Ghost, Cities, and Other Pains: The Sad Violence of LOS FANTASMAS DE MI CIUDAD

In Mexico you must learn how to live with empty places on the table, with names that become unpronounceable because they are too painful to be told. You must learn to live with photographs that remind you of those who are gone — those who you do not know whether they will come back.

You must learn to cry in silence. Because in Mexico you have to learn to live with memories. You must learn how to live with the presence of death.

You must learn how live with ghosts.

Augusto Mora has shown once more his concern for political and social problems in his native Mexico, but this time he has done so through a metaphor: ghosts. Such as we read in Grito de Victoria (La Cifra, 2017) and ¿A dónde nos llevan? (Muerte querida Comics, 2015), the artist focuses his attention on the impact of different forms of violence on people’s lives. Now, in his new graphic novel Los fantasmas de mi ciudad (published by the Mexican publishing house La cifra, 2020), Mora presents a female protagonist, Viridiana San Juan (or better known as Viri), who has a special ability: to see ghosts.

While this a topic that we have seen in many different narratives, especially on cinematic expressions, what can be found here is a metaphor for the victims of a brutality that invades the city. These are the ghosts that invade Viri’s everyday life.

The story takes place in an urban setting in which poverty, abandonment, and insecurity are crucial elements that determine how each citizen lives. To create an atmosphere around the actions that take place in the graphic novel, the artist uses colour in a significant way. In fact, the colours blue, green, and yellow have special importance since they represent not only a specific time of day, but have a visual impact that suggest tension and the presence of the unknown. Black and white is used to represent past events, while other colours such as purple create a temperature and a sensation that move the reader closer to the protagonist.

In addition, large and lonely open spaces have a special significance in the graphic novel since they are frequently present in scenarios in which the characters interact with each other. More importantly, they are where ghosts are born after someone is tragically murdered.

In Los fantasmas, the victims are reclaiming their right to be remembered and those who are alive inherited a duty to keep them alive in their memories — or seek justice. The presence of the ghosts as omens of terrible events about to happen are symbolic images representing the people who have been assassinated, kidnapped, and subject to violent robberies, femicides, and the most ruthless expressions of the extermination of life.

Therefore, Los fantasmas de mi ciudad raises an argument about how life persists in certain geographies, but more importantly, how death occurs. The result of these deaths takes many forms such as: impunity, guilt, fear, or indeed ghosts.
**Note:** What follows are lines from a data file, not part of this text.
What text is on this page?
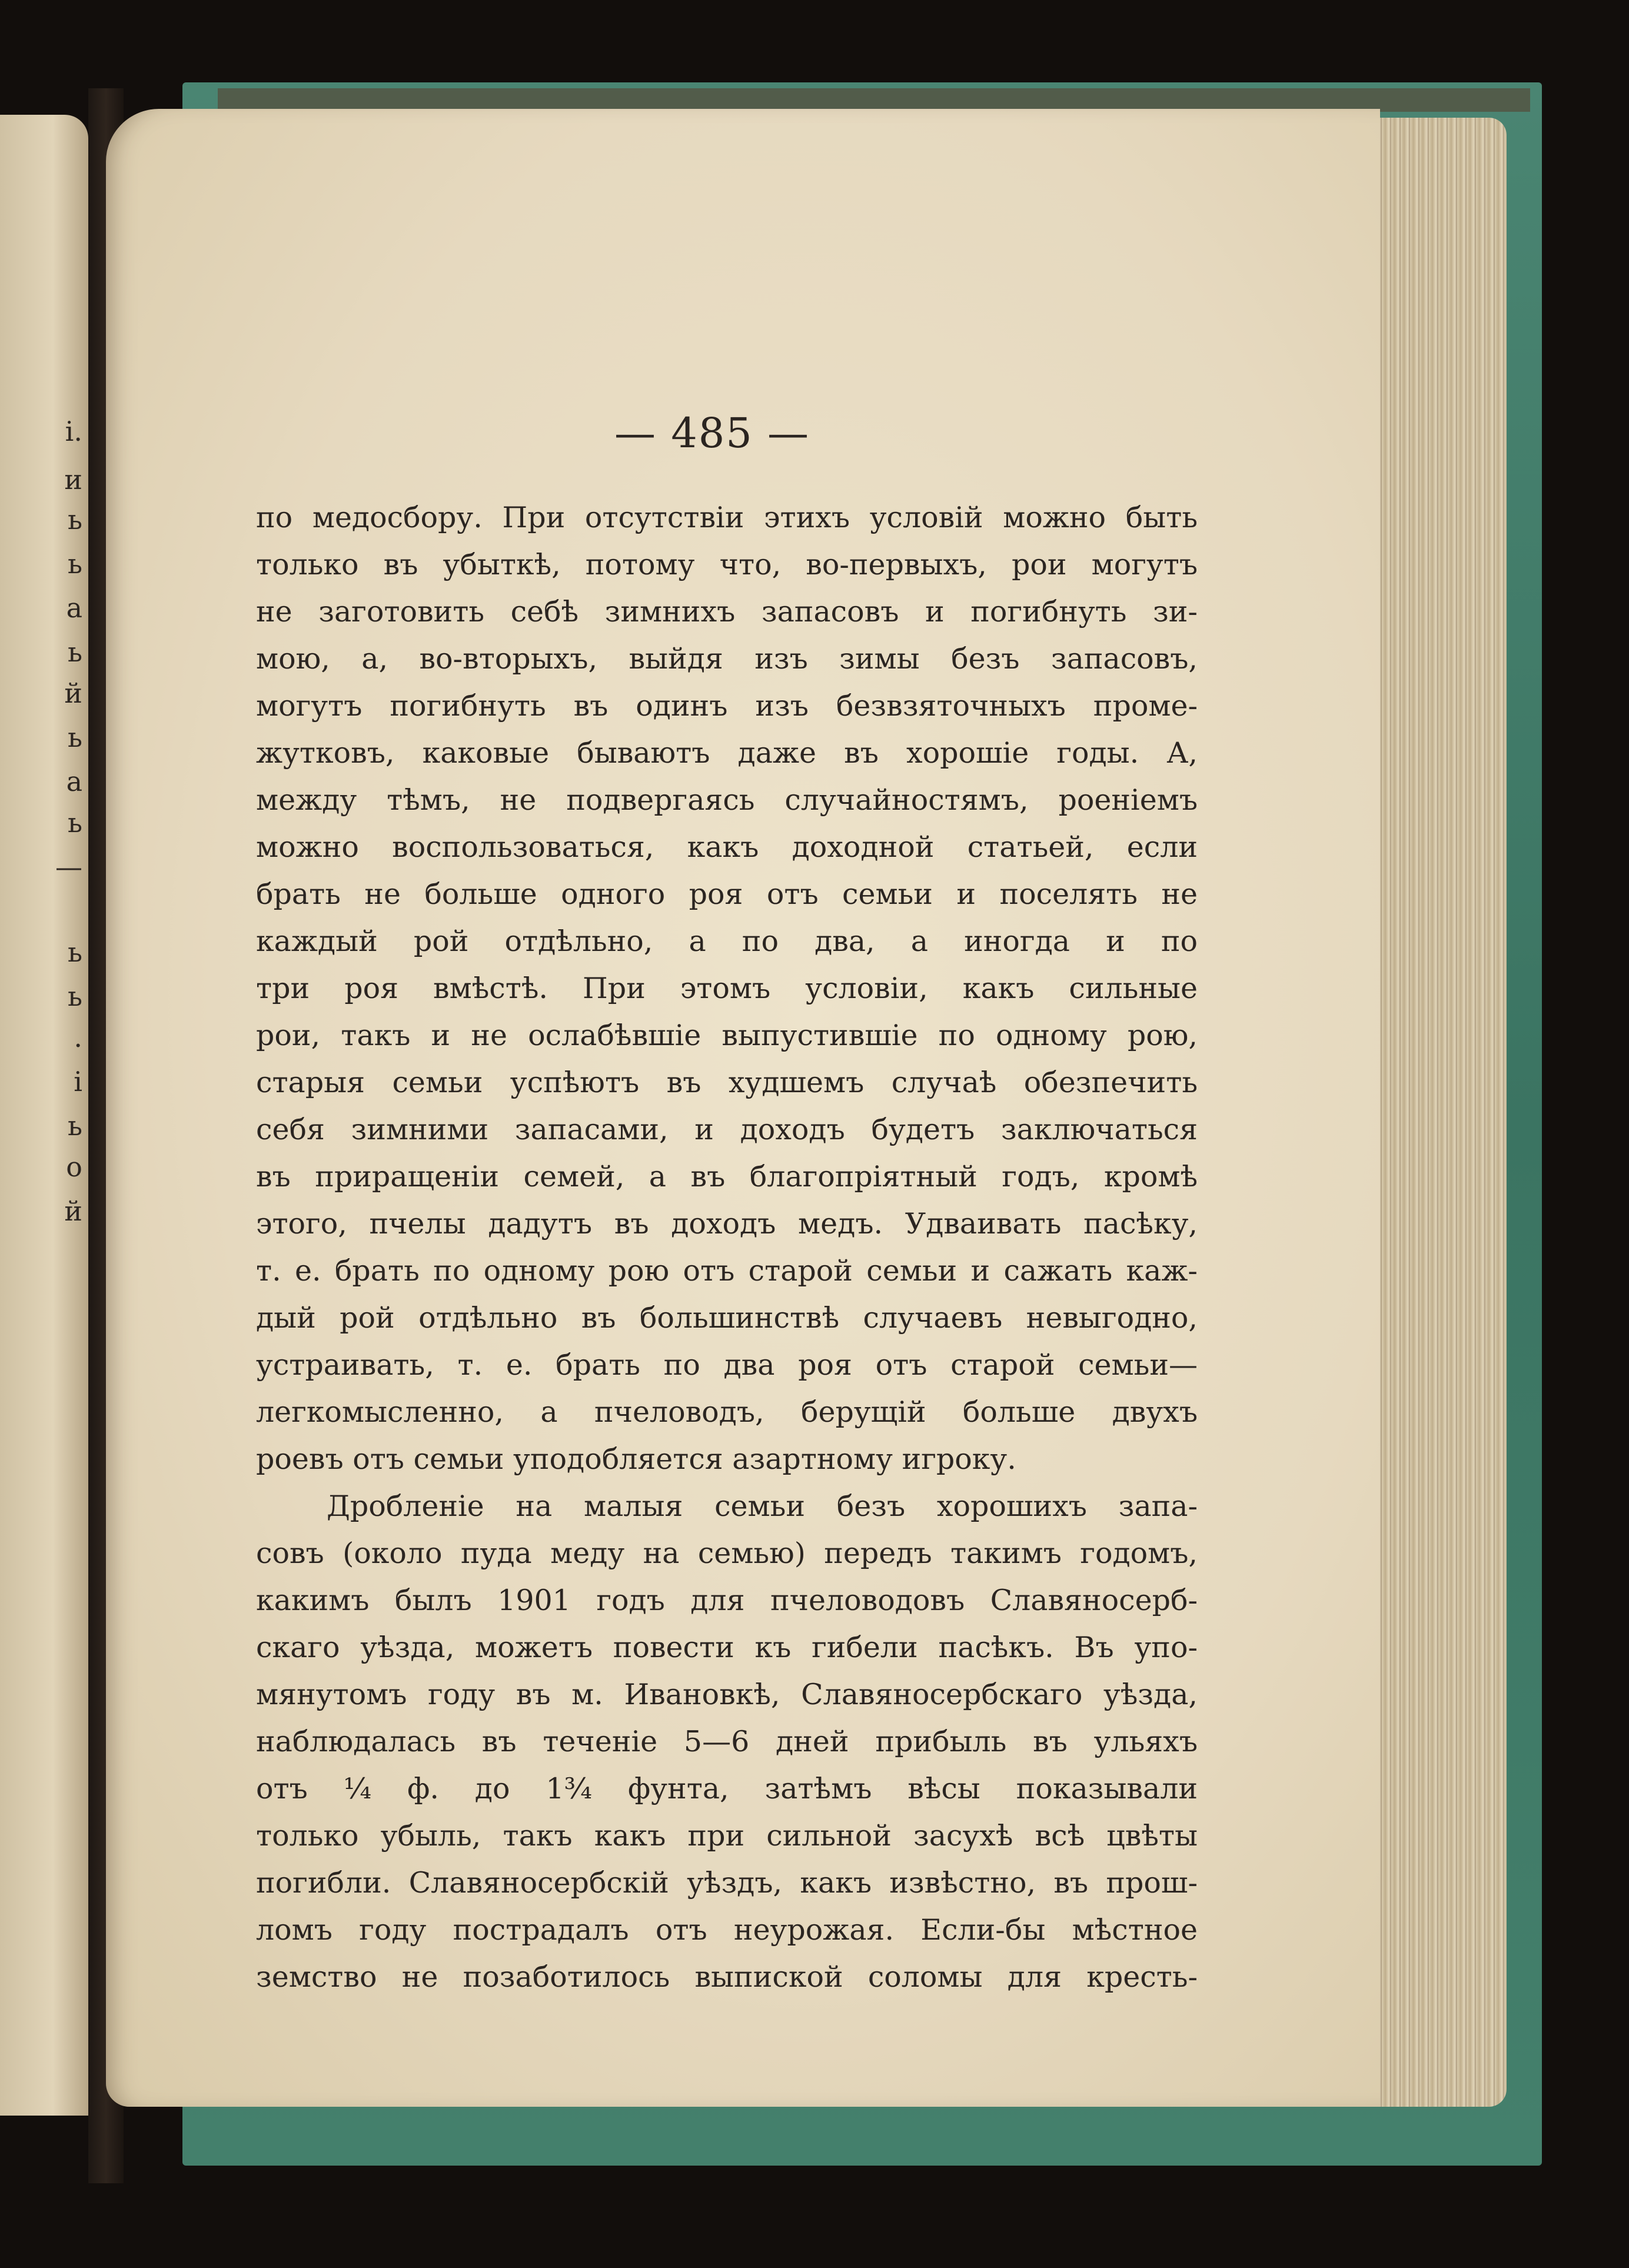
і.
и
ь
ь
а
ь
й
ь
а
ь
—
ь
ь
.
і
ь
о
й
— 485 —
по медосбору. При отсутствіи этихъ условій можно быть
только въ убыткѣ, потому что, во-первыхъ, рои могутъ
не заготовить себѣ зимнихъ запасовъ и погибнуть зи-
мою, а, во-вторыхъ, выйдя изъ зимы безъ запасовъ,
могутъ погибнуть въ одинъ изъ безвзяточныхъ проме-
жутковъ, каковые бываютъ даже въ хорошіе годы. А,
между тѣмъ, не подвергаясь случайностямъ, роеніемъ
можно воспользоваться, какъ доходной статьей, если
брать не больше одного роя отъ семьи и поселять не
каждый рой отдѣльно, а по два, а иногда и по
три роя вмѣстѣ. При этомъ условіи, какъ сильные
рои, такъ и не ослабѣвшіе выпустившіе по одному рою,
старыя семьи успѣютъ въ худшемъ случаѣ обезпечить
себя зимними запасами, и доходъ будетъ заключаться
въ приращеніи семей, а въ благопріятный годъ, кромѣ
этого, пчелы дадутъ въ доходъ медъ. Удваивать пасѣку,
т. е. брать по одному рою отъ старой семьи и сажать каж-
дый рой отдѣльно въ большинствѣ случаевъ невыгодно,
устраивать, т. е. брать по два роя отъ старой семьи—
легкомысленно, а пчеловодъ, берущій больше двухъ
роевъ отъ семьи уподобляется азартному игроку.
Дробленіе на малыя семьи безъ хорошихъ запа-
совъ (около пуда меду на семью) передъ такимъ годомъ,
какимъ былъ 1901 годъ для пчеловодовъ Славяносерб-
скаго уѣзда, можетъ повести къ гибели пасѣкъ. Въ упо-
мянутомъ году въ м. Ивановкѣ, Славяносербскаго уѣзда,
наблюдалась въ теченіе 5—6 дней прибыль въ ульяхъ
отъ ¼ ф. до 1¾ фунта, затѣмъ вѣсы показывали
только убыль, такъ какъ при сильной засухѣ всѣ цвѣты
погибли. Славяносербскій уѣздъ, какъ извѣстно, въ прош-
ломъ году пострадалъ отъ неурожая. Если-бы мѣстное
земство не позаботилось выпиской соломы для кресть-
And throughout the story, the graphic novel raises several questions: What do we do with the memory of the people who passed away? Can we reconstruct our lives while carrying our internal ghosts? How can we create a life when violence and fear — the very lack of public safety — are everyday companions?
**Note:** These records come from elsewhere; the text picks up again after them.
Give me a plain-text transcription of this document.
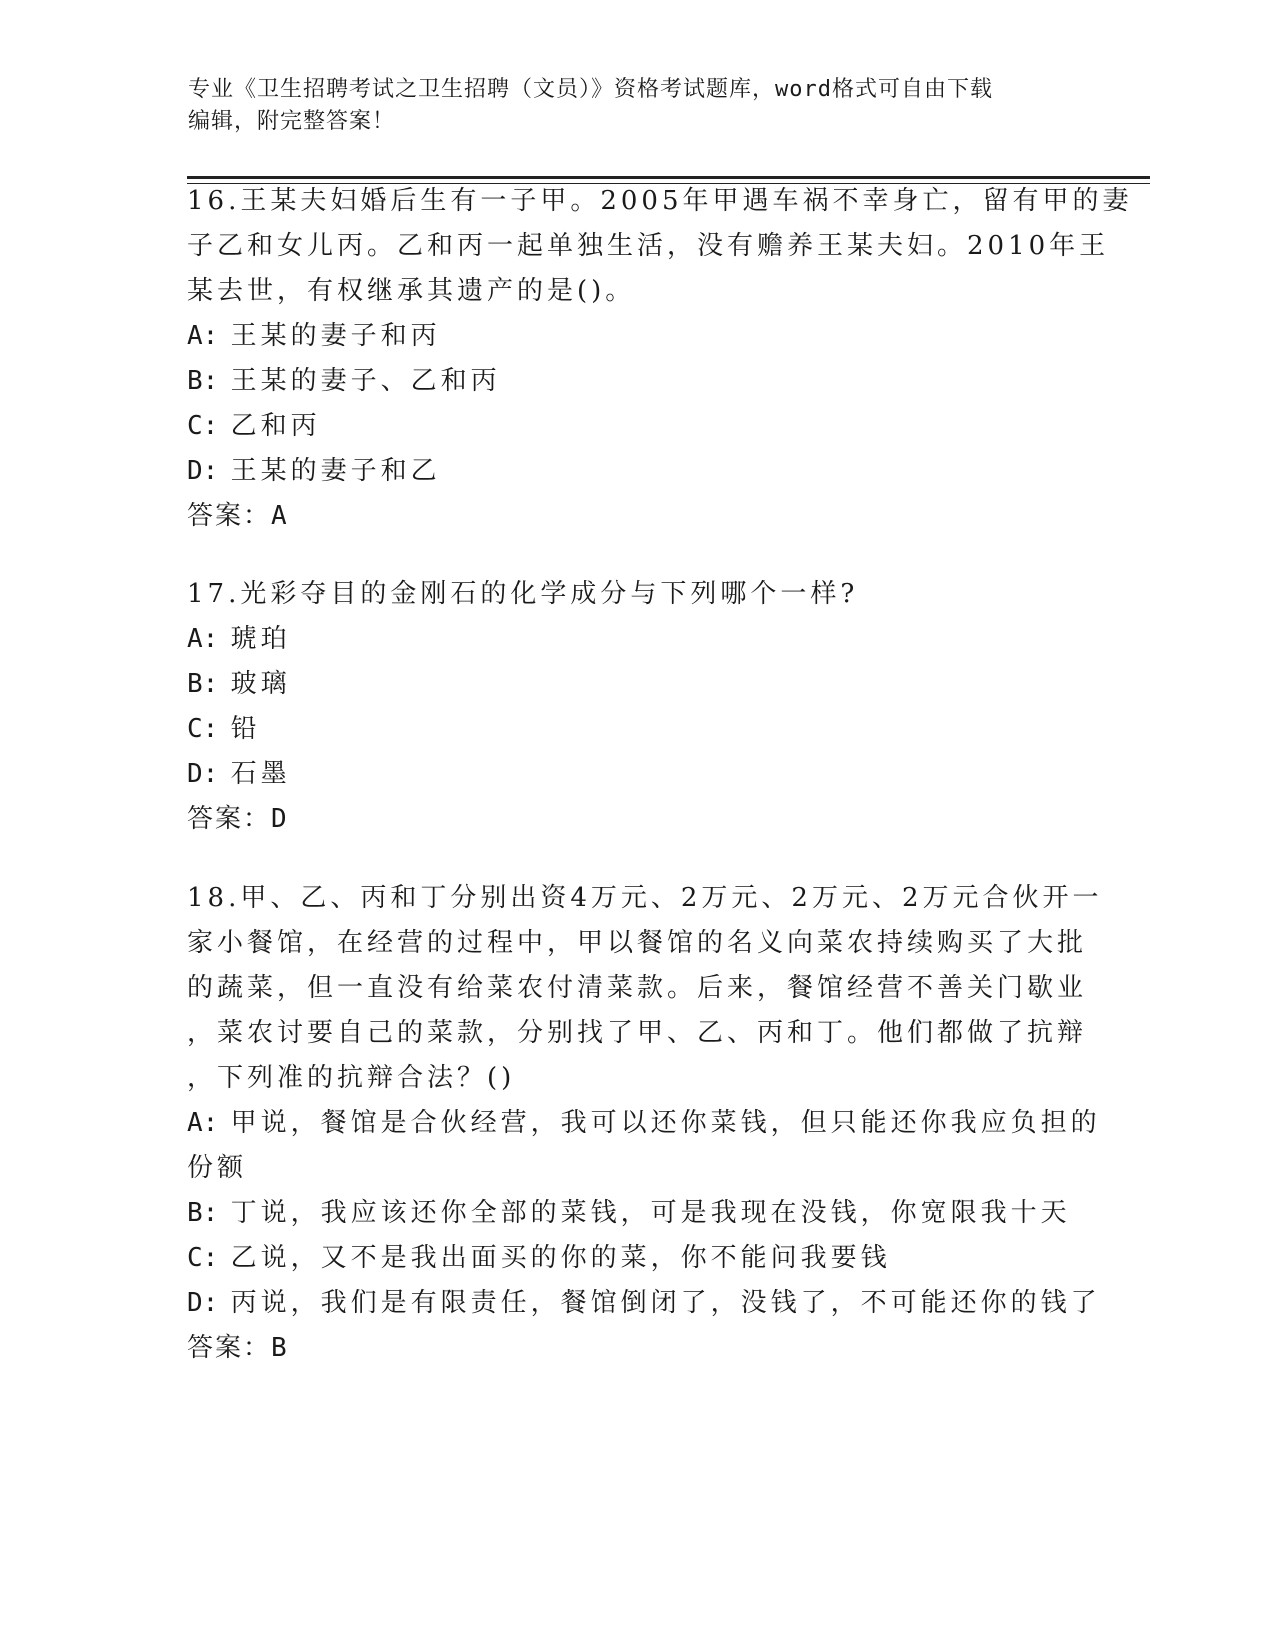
专业《卫生招聘考试之卫生招聘（文员）》资格考试题库，word格式可自由下载
编辑，附完整答案！
16.王某夫妇婚后生有一子甲。2005年甲遇车祸不幸身亡，留有甲的妻
子乙和女儿丙。乙和丙一起单独生活，没有赡养王某夫妇。2010年王
某去世，有权继承其遗产的是()。
A: 王某的妻子和丙
B: 王某的妻子、乙和丙
C: 乙和丙
D: 王某的妻子和乙
答案：A
17.光彩夺目的金刚石的化学成分与下列哪个一样?
A: 琥珀
B: 玻璃
C: 铅
D: 石墨
答案：D
18.甲、乙、丙和丁分别出资4万元、2万元、2万元、2万元合伙开一
家小餐馆，在经营的过程中，甲以餐馆的名义向菜农持续购买了大批
的蔬菜，但一直没有给菜农付清菜款。后来，餐馆经营不善关门歇业
，菜农讨要自己的菜款，分别找了甲、乙、丙和丁。他们都做了抗辩
，下列准的抗辩合法？()
A: 甲说，餐馆是合伙经营，我可以还你菜钱，但只能还你我应负担的
份额
B: 丁说，我应该还你全部的菜钱，可是我现在没钱，你宽限我十天
C: 乙说，又不是我出面买的你的菜，你不能问我要钱
D: 丙说，我们是有限责任，餐馆倒闭了，没钱了，不可能还你的钱了
答案：B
In time, Viri had to learn how to live with the presence of ghosts, just as society learned how to live with the presence of violence. In time, the cause of the trauma and suffering can be a salvation from danger and perhaps even offers a form of justice to the characters so affected.

Nonetheless, the story has an element of fairness in that it does not offer a condescending ending. On the contrary, it leaves the reader with the sensation that these ghosts are as real as the violence we see on the streets.

And even if we do not want to see it, it is there — calling us, shouting in our ears, forcing us to remember.